Zunächst ist zu berücksichtigen, dass vorliegend die gestellten Anforderungen an die Raumhöhe - im Gegensatz zu dem vom BSG
entschiedenen Fall, in dem es um eine massive Abweichung zwischen zehn und 33 Zentimetern ging - nur äußerst geringfügig verfehlt
werden, nämlich lediglich im Umfang von zwei bis fünf Zentimetern. Hinzu kommt, dass keine Anhaltspunkte dafür vorliegen,
dass durch diese geringfügige Unterschreitung der geforderten Raummindesthöhe die ordnungsgemäße Lüftung der Praxisräume tatsächlich
nicht mehr gewährleistet bzw. beeinträchtigt würde. So hat insbesondere die Vertreterin des ZVK, die am 05. November 2002
eine Praxisbegehung durchgeführt hat, zwar auf die geringfügige Unterschreitung der Mindesthöhe hingewiesen, wegen der Raumhöhe
jedoch weder Bedenken geäußert, noch Einwände gegen eine Zulassung erhoben. Dies ist auch ohne weiteres nachvollziehbar, wenn
man die aktenkundige zeichnerische Darstellung der Praxisräume heranzieht, die die Klägerin der Beklagten im Verwaltungsverfahren
vorgelegt hat.
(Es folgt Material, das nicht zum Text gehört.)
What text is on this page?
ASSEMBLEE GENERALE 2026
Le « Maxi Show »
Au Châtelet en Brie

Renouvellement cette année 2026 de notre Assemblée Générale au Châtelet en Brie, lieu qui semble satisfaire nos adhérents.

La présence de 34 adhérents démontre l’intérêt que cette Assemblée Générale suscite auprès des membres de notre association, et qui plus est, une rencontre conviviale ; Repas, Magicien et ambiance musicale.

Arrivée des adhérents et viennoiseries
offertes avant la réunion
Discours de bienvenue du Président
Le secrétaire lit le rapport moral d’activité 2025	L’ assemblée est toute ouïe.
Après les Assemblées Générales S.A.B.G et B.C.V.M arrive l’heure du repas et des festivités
Diese weist im Behandlungsraum I eine nahezu drei Meter breite raumhohe Fensterfront auf, durch die eine ordnungsgemäße
Lüftung gewährleistet werden kann. Lüftungstechnisch bedingte Gesichtspunkte, die bei Inkrafttreten der ArbStättV 1975 Anlass für die Aufnahme einer Mindestraumhöhe von 2,50 m - lichte Höhe - waren, rechtfertigen im vorliegenden Fall daher
nicht das Festhalten an der grundsätzlich zu beachtenden Raummindesthöhe. Der Senat berücksichtigt ferner, dass die Klägerin
bereits seit weit mehr als 20 Jahren in selbstständiger Tätigkeit als Krankengymnastin tätig ist, seither von der Beklagten
auch zur Leistungserbringung zugelassen ist und sie ihre Praxisräumlichkeiten nunmehr ins Erdgeschoss des von der Familie
bewohnten Hauses verlegt hat. Dies erwies sich zum einen aus Zweckmäßigkeitsgesichtspunkten und zum anderen gerade aber auch
aus finanziellen Gründen als vorteilhaft, da geeignete Praxisräume, die nach den Angaben der Klägerin in E. zudem nur schwer
zu finden sind, nur unter Inkaufnahme einer höheren Mietbelastung hätten angemietet werden können. Die Gesamtheit dieser Gesichtspunkte
lassen die Versagung der beantragten Zulassung für die neuen Praxisräume im B. 4 in E. als unverhältnismäßig erscheinen. Nachdem
die Klägerin die übrigen Zulassungsvoraussetzungen des §
124 Satz Abs.
2 Satz 1
SGB V erfüllt, was zwischen den Beteiligten auch nicht streitig war, war das angefochtene Urteil aufzuheben und die Beklagte antragsgemäß
zu verurteilen.
Für eine Zulassung der Revision bestand keine Veranlassung.